Yes, this is right. I wish this would output the full diff containing the new dashboard, but since it doesn't exist yet in Grafana Grizzly outputs 'not present in Dashboard' with no diff. It could be made more intuitive, I'll open an issue upstream.

Also, I updated the wikitech docs with this information as well as a hint to run 'grr preview' in these cases, which will render the dashboards and upload them as snapshots for review before running apply.

The next step in the wikitech instructions suggests to run grr apply dashboardname, but I'll wait for you to take a look before doing so. Thanks!

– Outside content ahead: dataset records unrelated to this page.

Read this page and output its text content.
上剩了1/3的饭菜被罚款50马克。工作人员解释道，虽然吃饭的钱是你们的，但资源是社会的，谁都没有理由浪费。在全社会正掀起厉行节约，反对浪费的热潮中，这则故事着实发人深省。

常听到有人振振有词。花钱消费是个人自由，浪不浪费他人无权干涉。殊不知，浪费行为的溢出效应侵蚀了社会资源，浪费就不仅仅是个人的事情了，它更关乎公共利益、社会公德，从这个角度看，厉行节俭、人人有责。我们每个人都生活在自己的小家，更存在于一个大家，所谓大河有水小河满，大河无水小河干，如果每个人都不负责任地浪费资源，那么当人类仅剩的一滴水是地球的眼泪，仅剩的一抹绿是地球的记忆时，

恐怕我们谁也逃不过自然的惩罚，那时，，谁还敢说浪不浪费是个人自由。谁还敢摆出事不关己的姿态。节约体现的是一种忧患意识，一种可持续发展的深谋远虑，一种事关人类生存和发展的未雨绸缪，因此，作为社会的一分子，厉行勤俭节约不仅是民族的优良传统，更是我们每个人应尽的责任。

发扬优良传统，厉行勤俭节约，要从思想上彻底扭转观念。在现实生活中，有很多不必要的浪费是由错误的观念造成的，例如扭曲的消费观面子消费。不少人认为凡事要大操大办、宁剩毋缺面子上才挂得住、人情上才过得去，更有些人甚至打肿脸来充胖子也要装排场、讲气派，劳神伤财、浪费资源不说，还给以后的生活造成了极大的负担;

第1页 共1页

Looks good, next step is an optional grr preview slo_dashboards.jsonnet and finally grr apply slo_dashboards.jsonnet

Mentioned in SAL (#wikimedia-operations) [2021-09-01T07:45:13Z] <ema> deploy Varnish SLO dashboard with grr apply slo_dashboards.jsonnet T289036

Also, I updated the wikitech docs with this information as well as a hint to run 'grr preview' in these cases, which will render the dashboards and upload them as snapshots for review before running apply.

Perfect! Thank you.

Looks good, next step is an optional grr preview slo_dashboards.jsonnet and finally grr apply slo_dashboards.jsonnet

Done, that worked! See https://grafana.wikimedia.org/d/slo-varnish-tmpl/varnish-slos-template-draft?orgId=1

There are a few things to improve, for example the cluster dropdown should only list cache_text and cache_upload, while it currently includes clusters such as appserver and bastion which obviously don't make much sense for a Varnish SLO dashboard. Other than that I think we look good, thank you @herron!

Change 717587 had a related patch set uploaded (by Herron; author: Herron):

[operations/grafana-grizzly@master] slo_dashboards: add cluster_label_query and set default

https://gerrit.wikimedia.org/r/717587

Change 717587 merged by Herron:

[operations/grafana-grizzly@master] slo_dashboards: add cluster_label_query and set default

https://gerrit.wikimedia.org/r/717587

the cluster dropdown should only list cache_text and cache_upload, while it currently includes clusters such as appserver and bastion which obviously don't make much sense for a Varnish SLO dashboard. Other than that I think we look good

This has been addressed in 717587 which adds the ability to customize the cluster label query per-dashboard and sets that appropriately for varnish. I think we're in good shape!